Lambe was convicted of Ms White’s murder in January 2018. Power turned himself in and pleaded guilty to her murder in 2019.
Power, who was described in court as a “family friend” of Irene White’s, claimed he was acting on the instructions of the “mastermind” who wanted her dead.
Both killers initially declined to provide statements to An Garda Síochána implicating the “mastermind” because of the repercussions that could have on them in prison.
However, detectives have met Power in prison to discuss the case over the past two years, and have urged him to make a statement implicating the mastermind so they can include it in their file to the DPP.
The family of Ms White has consistently called on gardaí to continue to hunt down and bring to justice the man who was ultimately responsible for her murder.
Her sister, Anne Delcassian, who campaigned tirelessly for her sister, died of cancer soon after Power was sentenced to life for murder. It was Mrs Delcassian who had urged the garda Serious Crime Review Team to take on the case.
In a statement to the Sunday Independent before her death, Mrs Delcassian told how her sister had been threatened and reported the threats to gardaí.
“She was worried for her own safety, and that of her children. Irene was frightened, even more so when the security gates at her home were disabled before her murder,” she said.
“As someone known to Irene, Niall Power abused a position of trust.

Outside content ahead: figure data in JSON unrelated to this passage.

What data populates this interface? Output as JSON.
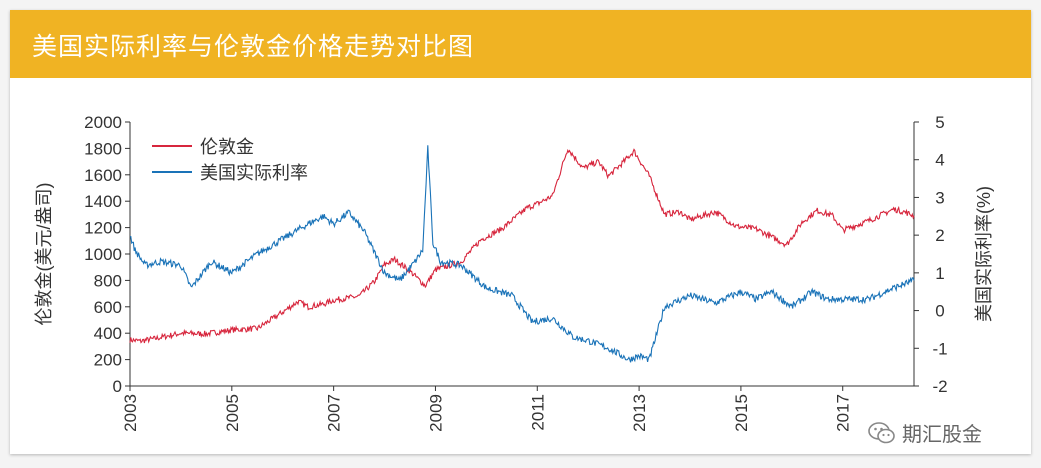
{
  "header": {
    "title": "美国实际利率与伦敦金价格走势对比图"
  },
  "watermark": {
    "text": "期汇股金"
  },
  "colors": {
    "header": "#f0b323",
    "gold": "#d7263d",
    "rate": "#1a73b8",
    "axis": "#333333"
  },
  "chart_data": {
    "type": "line",
    "title": "美国实际利率与伦敦金价格走势对比图",
    "xlabel": "",
    "ylabel_left": "伦敦金(美元/盎司)",
    "ylabel_right": "美国实际利率(%)",
    "xlim": [
      2003,
      2018.4
    ],
    "ylim_left": [
      0,
      2000
    ],
    "ylim_right": [
      -2,
      5
    ],
    "x_ticks": [
      "2003",
      "2005",
      "2007",
      "2009",
      "2011",
      "2013",
      "2015",
      "2017"
    ],
    "y_left_ticks": [
      "0",
      "200",
      "400",
      "600",
      "800",
      "1000",
      "1200",
      "1400",
      "1600",
      "1800",
      "2000"
    ],
    "y_right_ticks": [
      "-2",
      "-1",
      "0",
      "1",
      "2",
      "3",
      "4",
      "5"
    ],
    "legend": [
      "伦敦金",
      "美国实际利率"
    ],
    "legend_position": "top-left",
    "series": [
      {
        "name": "伦敦金",
        "axis": "left",
        "x": [
          2003.0,
          2003.2,
          2003.5,
          2004.0,
          2004.5,
          2005.0,
          2005.5,
          2006.0,
          2006.3,
          2006.5,
          2006.8,
          2007.0,
          2007.5,
          2007.8,
          2008.0,
          2008.2,
          2008.5,
          2008.8,
          2009.0,
          2009.5,
          2009.9,
          2010.3,
          2010.8,
          2011.0,
          2011.3,
          2011.6,
          2011.7,
          2011.9,
          2012.2,
          2012.4,
          2012.7,
          2012.9,
          2013.2,
          2013.5,
          2013.8,
          2014.0,
          2014.5,
          2014.9,
          2015.3,
          2015.6,
          2015.9,
          2016.2,
          2016.5,
          2016.8,
          2017.0,
          2017.5,
          2018.0,
          2018.2,
          2018.4
        ],
        "values": [
          350,
          340,
          360,
          400,
          395,
          425,
          435,
          560,
          640,
          600,
          620,
          650,
          680,
          790,
          920,
          960,
          870,
          760,
          880,
          940,
          1110,
          1190,
          1350,
          1380,
          1440,
          1800,
          1750,
          1650,
          1700,
          1590,
          1700,
          1780,
          1590,
          1300,
          1320,
          1260,
          1320,
          1210,
          1190,
          1130,
          1070,
          1240,
          1330,
          1290,
          1180,
          1250,
          1340,
          1320,
          1290
        ]
      },
      {
        "name": "美国实际利率",
        "axis": "right",
        "x": [
          2003.0,
          2003.1,
          2003.3,
          2003.6,
          2004.0,
          2004.2,
          2004.6,
          2005.0,
          2005.5,
          2006.0,
          2006.5,
          2006.8,
          2007.0,
          2007.3,
          2007.6,
          2008.0,
          2008.3,
          2008.6,
          2008.75,
          2008.85,
          2008.95,
          2009.1,
          2009.5,
          2010.0,
          2010.5,
          2010.9,
          2011.3,
          2011.7,
          2012.0,
          2012.4,
          2012.8,
          2013.0,
          2013.2,
          2013.5,
          2014.0,
          2014.5,
          2015.0,
          2015.3,
          2015.6,
          2016.0,
          2016.4,
          2016.7,
          2017.0,
          2017.5,
          2018.0,
          2018.4
        ],
        "values": [
          2.0,
          1.6,
          1.2,
          1.3,
          1.2,
          0.6,
          1.3,
          1.0,
          1.5,
          1.9,
          2.3,
          2.5,
          2.3,
          2.6,
          2.1,
          1.0,
          0.8,
          1.3,
          1.6,
          4.3,
          1.8,
          1.3,
          1.2,
          0.6,
          0.4,
          -0.3,
          -0.2,
          -0.7,
          -0.8,
          -1.0,
          -1.3,
          -1.2,
          -1.3,
          0.1,
          0.4,
          0.2,
          0.5,
          0.3,
          0.5,
          0.1,
          0.5,
          0.3,
          0.3,
          0.3,
          0.6,
          0.8
        ]
      }
    ]
  }
}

Niall Power worked in security, and Irene wrote in her diaries that she pleaded with Niall Power to fix the security gates.
“Instead, knowing the gates were disabled, he organised for Anthony Lambe to attack Irene at home. It’s difficult to believe that Niall Power then continued to live in Irene’s home town, nearby to her motherless children, carrying on as normal over the last decade.”
After the murder, she said, Power chose Lambe to be the godfather to his baby. “What sort of person organises the murder of a family friend, and then chooses the murderer to be their child’s moral compass?”
Mrs Delcassian condemned the “pact of silence surrounding this case; between Anthony Lambe, Niall Power, and those others responsible for Irene’s murder and protecting her killers”.
Anne’s husband Kenny has continued his late wife’s campaign to have the mastermind behind the crime brought to book.